Raphael Jones is a stage actor and con out to bamboozle the rich mining barons and their hangers-on when his cover is blown by Silver Nichols, daughter of one of the wealthiest local mining baron. She strikes him a bargain – in return for her silence, she will finance his deception as an English aristocrat, and he will seduce her father’s fiancée.

Okay, because she’s the heroine, she’s doing this because she’s convinced that woman Celestia Cooper is a fake psychic out to bamboozle her superstitious father’s fortunes. And Rafe has a Bad Past that sort of justifies his occupation as a conman. But really, I must say I find these attempts at justifying our lead characters’ behavior don’t gel. Instead of adding shine to their halos, somehow the goody-woodiness castrates him and turns her into a whining wimp.

Rafe, for instance, keeps moaning that he will go to hell when he dies, and hence he has no conscience, yadda yadda yadda. When he moans that he is going to roast for the godawful dozenth time, I wish someone will take out a Colt .45 and blow him out of his misery. Why all the silly self-pity? Okay, the book says it’s because he’s brainwashed into believing thus by his lunatic, sanctimonious fool of a stepfather and a total nitwit of a brother. I know social conditioning can be a hard thing to overcome, but since there’s nowhere in this book that tells me exactly what Rafe did in his past that was so heinous to merit lifelong self-flagellation, I am hard-pressed not to pull the trigger of the Colt .45 myself.

Worse off is Silver, the poor woman who is a victim of the unspoken rule that heroines can’t have a speck of guile in their backbone (or better still, get rid of the backbone!). The self-justification she goes through and the agonizing bouts of guilt she experiences – all to protect Daddy dearest, of course – just become irritating after a while. I can’t help but to agree with Rafe at his initial assumption that this woman just wants to make sure no one inherit Daddy’s monies but her. Can’t help wishing that is her intention, because by making her into a worrywart, the author incapacitates poor Silver into the role of a hand-wringing guilt-ridden woman who can’t stand up to anyone from her father to Rafe to the bad guy when the situation warrants it. Silver starts out a wonderfully cunning heroine that somehow morphs into a stock damsel-in-distress midway in the story.
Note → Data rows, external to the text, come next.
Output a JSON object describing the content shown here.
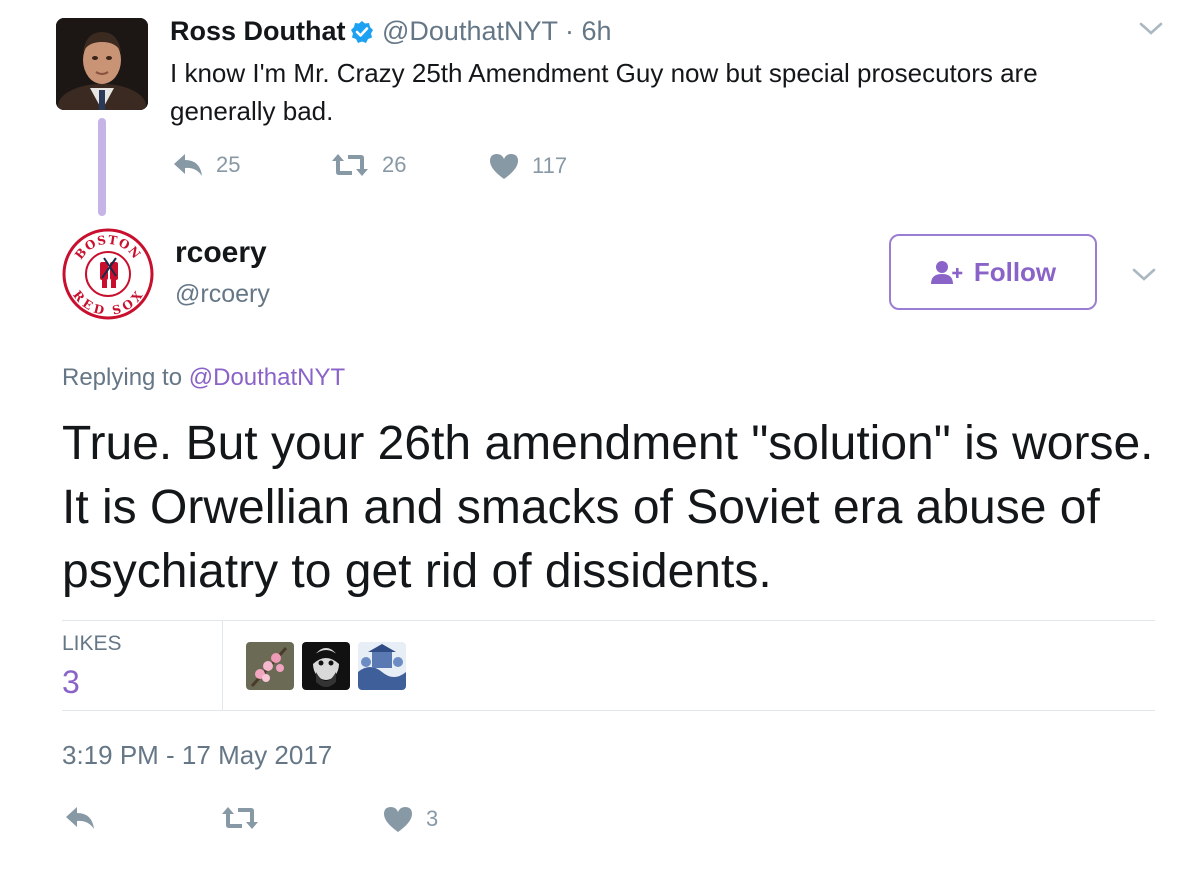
{
  "parent_tweet": {
    "name": "Ross Douthat",
    "handle_time": "@DouthatNYT · 6h",
    "text": "I know I'm Mr. Crazy 25th Amendment Guy now but special prosecutors are generally bad.",
    "reply_count": "25",
    "retweet_count": "26",
    "like_count": "117",
    "icons": [
      "verified-badge-icon",
      "chevron-down-icon",
      "reply-icon",
      "retweet-icon",
      "heart-icon"
    ]
  },
  "tweet": {
    "name": "rcoery",
    "handle": "@rcoery",
    "avatar_text_top": "BOSTON",
    "avatar_text_bottom": "RED SOX",
    "follow_label": "Follow",
    "replying_prefix": "Replying to",
    "replying_to": "@DouthatNYT",
    "text": "True. But your 26th amendment \"solution\" is worse. It is Orwellian and smacks of Soviet era abuse of psychiatry to get rid of dissidents.",
    "likes_label": "LIKES",
    "likes_count": "3",
    "timestamp": "3:19 PM - 17 May 2017",
    "like_action_count": "3",
    "icons": [
      "add-user-icon",
      "chevron-down-icon",
      "reply-icon",
      "retweet-icon",
      "heart-icon"
    ]
  },
  "colors": {
    "accent": "#8a63c9",
    "secondary_text": "#657786",
    "action_icons": "#8899a6",
    "verified": "#1da1f2",
    "thread_line": "#c6b4e6"
  }
}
I can’t help wishing this book has taken a few risks. If Rafe is a rogue through and through minus the token emotional baggage, if Silver is allowed to be cunning and devious, this story will have flown high. What I get instead is a predictable pair of lead players stuck in a somewhat unfocused story with too many elements that don’t flow well. But there’s a cute otter pup that caught my heart, so Scoundrel for Hire not exactly a dead loss either.